Severus didn't seem to think this important. 'When we're eleven, we'll receive a letter from Hogwarts, to attend there - you can show them that. It will be wonderful, Lily. I can't wait to start. There's so much to learn. So many things you can do with magic, and it's all there – at Hogwarts. I wish we didn't have to wait another year" he added ruefully, snapping the twig he was holding in two.
Lily had been looking through the book he had shown her yesterday. His enthusiasm was infectious, and suddenly the prospect of attending Hogwarts seemed more real. He showed her the other books he had brought along, and Lily was amazed to see their contents – Basic Charms and Spells for the Beginner; Elementary Transfiguration (what was that?).
'These are old books. They belonged to my Mum. Wait till you see Hogwarts Library, Lily – Its enormous!' He fell silent, lost in thought. Once in Hogwarts, far away from the squalor of Spinners End, he would finally be able to show everyone what he was worth.
'Is your Mum allowed to do magic?'
Lily's question brought him down to earth with a bump. For a moment he thought she knew, then he realised it had been an innocent question. He frowned, not wanting to admit how things were at home.
'Yes, of course,' he said eventually 'She's a fully trained witch, and was a very good one too. You're allowed to do magic if you're over seventeen, as long as you don't do it in front of muggles.'
She noticed the past tense and his closed, guarded expression, but she really wanted to see some magic, so she ploughed on.
'Hey, Severus, do you think perhaps, your Mum could show me ...?"
'No, she can't!' he cut across her, almost angrily, 'She doesn't use magic much nowadays. At least, not in front of my father. He- he's a muggle and he ... they...' he swallowed, took a deep breath, and continued more quietly, "… they're always fighting and arguing. I stay out of the way and out of the house as much as I can."
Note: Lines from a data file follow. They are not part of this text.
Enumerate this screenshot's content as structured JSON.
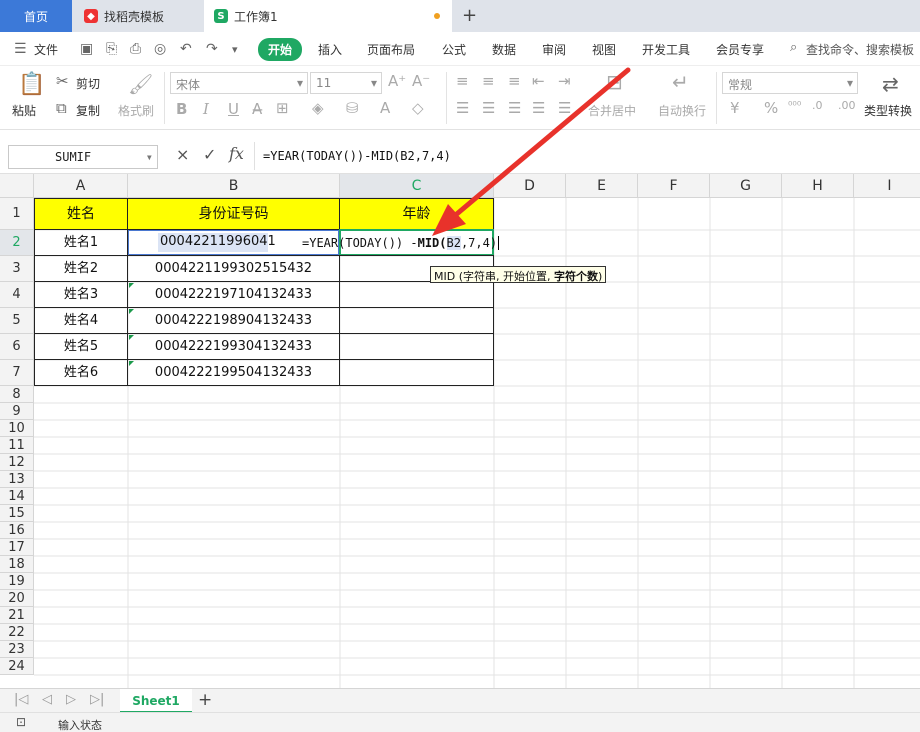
{
  "tabs": {
    "home": "首页",
    "template": "找稻壳模板",
    "workbook": "工作簿1",
    "add": "+"
  },
  "menu": {
    "file": "文件",
    "items": [
      "开始",
      "插入",
      "页面布局",
      "公式",
      "数据",
      "审阅",
      "视图",
      "开发工具",
      "会员专享"
    ],
    "search": "查找命令、搜索模板"
  },
  "ribbon": {
    "paste": "粘贴",
    "cut": "剪切",
    "copy": "复制",
    "format_painter": "格式刷",
    "font": "宋体",
    "size": "11",
    "merge": "合并居中",
    "wrap": "自动换行",
    "number_format": "常规",
    "convert": "类型转换",
    "bold": "B",
    "italic": "I",
    "underline": "U",
    "currency": "¥",
    "percent": "%"
  },
  "formula_bar": {
    "name_box": "SUMIF",
    "cancel": "×",
    "confirm": "✓",
    "fx": "fx",
    "formula": "=YEAR(TODAY())-MID(B2,7,4)"
  },
  "columns": [
    "A",
    "B",
    "C",
    "D",
    "E",
    "F",
    "G",
    "H",
    "I"
  ],
  "rows": [
    "1",
    "2",
    "3",
    "4",
    "5",
    "6",
    "7",
    "8",
    "9",
    "10",
    "11",
    "12",
    "13",
    "14",
    "15",
    "16",
    "17",
    "18",
    "19",
    "20",
    "21",
    "22",
    "23",
    "24"
  ],
  "table": {
    "headers": [
      "姓名",
      "身份证号码",
      "年龄"
    ],
    "rows": [
      {
        "name": "姓名1",
        "id": "00042211996041",
        "age": ""
      },
      {
        "name": "姓名2",
        "id": "0004221199302515432",
        "age": ""
      },
      {
        "name": "姓名3",
        "id": "0004222197104132433",
        "age": ""
      },
      {
        "name": "姓名4",
        "id": "0004222198904132433",
        "age": ""
      },
      {
        "name": "姓名5",
        "id": "0004222199304132433",
        "age": ""
      },
      {
        "name": "姓名6",
        "id": "0004222199504132433",
        "age": ""
      }
    ]
  },
  "edit_cell": {
    "part1": "=YEAR(TODAY()) -",
    "part2": "MID(",
    "ref": "B2",
    "part3": ",7,4)"
  },
  "tooltip": {
    "text": "MID (字符串, 开始位置, ",
    "bold": "字符个数",
    "end": ")"
  },
  "sheet": {
    "name": "Sheet1",
    "add": "+"
  },
  "status": {
    "text": "输入状态"
  },
  "colors": {
    "accent": "#1fa863",
    "header_fill": "#ffff00",
    "arrow": "#e8322b",
    "tab_active": "#3c79d8"
  }
}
His head was bent, his hair covering his face and his voice was so low that Lily had to lean forward to hear what he was saying. He had now broken the twig in a hundred pieces.
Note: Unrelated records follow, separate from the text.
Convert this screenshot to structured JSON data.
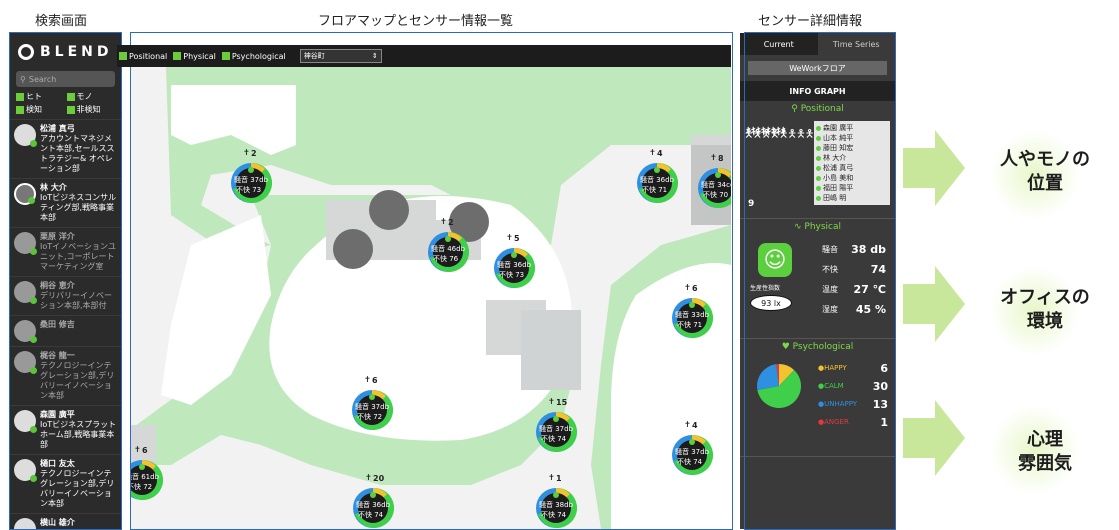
{
  "section_labels": {
    "search": "検索画面",
    "floormap": "フロアマップとセンサー情報一覧",
    "detail": "センサー詳細情報"
  },
  "left_panel": {
    "logo": "BLEND",
    "search_placeholder": "Search",
    "filters": [
      "ヒト",
      "モノ",
      "検知",
      "非検知"
    ],
    "people": [
      {
        "name": "松浦 真弓",
        "dept": "アカウントマネジメント本部,セールスストラテジー& オペレーション部",
        "active": true
      },
      {
        "name": "林 大介",
        "dept": "IoTビジネスコンサルティング部,戦略事業本部",
        "active": true
      },
      {
        "name": "栗原 洋介",
        "dept": "IoTイノベーションユニット,コーポレートマーケティング室",
        "active": false
      },
      {
        "name": "桐谷 恵介",
        "dept": "デリバリーイノベーション本部,本部付",
        "active": false
      },
      {
        "name": "桑田 修吉",
        "dept": "",
        "active": false
      },
      {
        "name": "梶谷 龍一",
        "dept": "テクノロジーインテグレーション部,デリバリーイノベーション本部",
        "active": false
      },
      {
        "name": "森園 廣平",
        "dept": "IoTビジネスプラットホーム部,戦略事業本部",
        "active": true
      },
      {
        "name": "樋口 友太",
        "dept": "テクノロジーインテグレーション部,デリバリーイノベーション本部",
        "active": true
      },
      {
        "name": "横山 雄介",
        "dept": "",
        "active": true
      }
    ]
  },
  "topbar": {
    "filters": [
      "Positional",
      "Physical",
      "Psychological"
    ],
    "location_select": "神谷町"
  },
  "sensors": [
    {
      "count": "2",
      "noise": "騒音 37db",
      "discomfort": "不快 73"
    },
    {
      "count": "2",
      "noise": "騒音 46db",
      "discomfort": "不快 76"
    },
    {
      "count": "5",
      "noise": "騒音 36db",
      "discomfort": "不快 73"
    },
    {
      "count": "4",
      "noise": "騒音 36db",
      "discomfort": "不快 71"
    },
    {
      "count": "8",
      "noise": "騒音 34cc",
      "discomfort": "不快 70"
    },
    {
      "count": "6",
      "noise": "騒音 33db",
      "discomfort": "不快 71"
    },
    {
      "count": "6",
      "noise": "騒音 37db",
      "discomfort": "不快 72"
    },
    {
      "count": "15",
      "noise": "騒音 37db",
      "discomfort": "不快 74"
    },
    {
      "count": "4",
      "noise": "騒音 37db",
      "discomfort": "不快 74"
    },
    {
      "count": "6",
      "noise": "騒音 61db",
      "discomfort": "不快 72"
    },
    {
      "count": "20",
      "noise": "騒音 36db",
      "discomfort": "不快 74"
    },
    {
      "count": "1",
      "noise": "騒音 38db",
      "discomfort": "不快 74"
    }
  ],
  "right_panel": {
    "tabs": [
      "Current",
      "Time Series"
    ],
    "floor_button": "WeWorkフロア",
    "info_graph": "INFO GRAPH",
    "positional": {
      "title": "Positional",
      "count": "9",
      "names": [
        "森園 廣平",
        "山本 純平",
        "藤田 知宏",
        "林 大介",
        "松浦 真弓",
        "小島 美和",
        "福田 陽平",
        "田嶋 明"
      ]
    },
    "physical": {
      "title": "Physical",
      "productivity_label": "生産性指数",
      "lux": "93 lx",
      "noise_label": "騒音",
      "noise_value": "38 db",
      "discomfort_label": "不快",
      "discomfort_value": "74",
      "temp_label": "温度",
      "temp_value": "27 ℃",
      "humidity_label": "湿度",
      "humidity_value": "45 %"
    },
    "psychological": {
      "title": "Psychological",
      "moods": [
        {
          "label": "HAPPY",
          "value": "6",
          "color": "#f2c230"
        },
        {
          "label": "CALM",
          "value": "30",
          "color": "#3fcf4b"
        },
        {
          "label": "UNHAPPY",
          "value": "13",
          "color": "#2f8fe0"
        },
        {
          "label": "ANGER",
          "value": "1",
          "color": "#e03a3a"
        }
      ]
    }
  },
  "side_labels": {
    "position": [
      "人やモノの",
      "位置"
    ],
    "environment": [
      "オフィスの",
      "環境"
    ],
    "mood": [
      "心理",
      "雰囲気"
    ]
  }
}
'It's been like that ever since I can remember...'
Why was he telling her all this? He had never told a soul about his wretched home life. What if she looked down on him now?
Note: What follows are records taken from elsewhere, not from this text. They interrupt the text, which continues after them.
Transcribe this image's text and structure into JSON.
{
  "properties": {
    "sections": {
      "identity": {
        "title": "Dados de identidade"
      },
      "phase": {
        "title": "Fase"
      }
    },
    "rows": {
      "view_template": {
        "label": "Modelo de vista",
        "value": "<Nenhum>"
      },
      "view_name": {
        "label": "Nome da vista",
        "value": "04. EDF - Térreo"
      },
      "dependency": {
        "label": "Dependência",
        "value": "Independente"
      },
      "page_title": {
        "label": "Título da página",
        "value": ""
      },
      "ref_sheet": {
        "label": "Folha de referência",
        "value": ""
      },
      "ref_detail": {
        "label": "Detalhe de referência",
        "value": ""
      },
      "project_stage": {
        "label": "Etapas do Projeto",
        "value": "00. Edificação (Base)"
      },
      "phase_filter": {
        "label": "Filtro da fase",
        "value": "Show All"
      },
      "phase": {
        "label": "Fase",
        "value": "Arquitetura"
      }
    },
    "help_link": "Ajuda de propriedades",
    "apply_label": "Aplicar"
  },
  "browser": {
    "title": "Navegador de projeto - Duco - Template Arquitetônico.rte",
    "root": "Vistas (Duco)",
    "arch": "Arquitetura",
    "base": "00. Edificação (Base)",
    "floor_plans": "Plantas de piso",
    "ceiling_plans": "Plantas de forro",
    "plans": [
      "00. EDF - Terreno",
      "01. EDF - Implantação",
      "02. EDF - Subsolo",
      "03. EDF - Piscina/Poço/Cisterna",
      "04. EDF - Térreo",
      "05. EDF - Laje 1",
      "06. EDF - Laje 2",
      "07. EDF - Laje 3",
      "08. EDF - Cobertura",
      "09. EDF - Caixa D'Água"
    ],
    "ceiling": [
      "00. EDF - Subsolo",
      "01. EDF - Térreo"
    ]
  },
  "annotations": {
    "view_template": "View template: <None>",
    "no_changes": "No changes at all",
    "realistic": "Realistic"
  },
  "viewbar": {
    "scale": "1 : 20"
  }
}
He finally looked up to find her gazing at him with an expression of sympathy.
"I'm sorry to hear that, Severus,' she said 'It must be terrible to hear your parent's row all the time. I don't blame you for staying out of the house – I guess I would've done the same.'
He tore his gaze away from her with difficulty, looking down at his hands, and fiddling with the broken twigs. Then he glanced up sideways at her through the curtains of dark hair falling across his face, and gave a small smile. Lily didn't press him further about his mother, but asked to see his books again, so they lay down side by side on the warm grass, with the shabby books before them, Severus leafing through them , pointing out things he .thought she might like, and she listened eagerly as he unfolded a new world before her eyes.
The sun was starting to set when Lily realised how late it was. She had hardly noticed the time flying. They promised to meet again the following Monday, since Lily had to go out with her family over the weekend, and decided upon the shady glen by the riverside as the best spot. As they got up reluctantly to leave, they both knew they could hardly wait for Monday to come.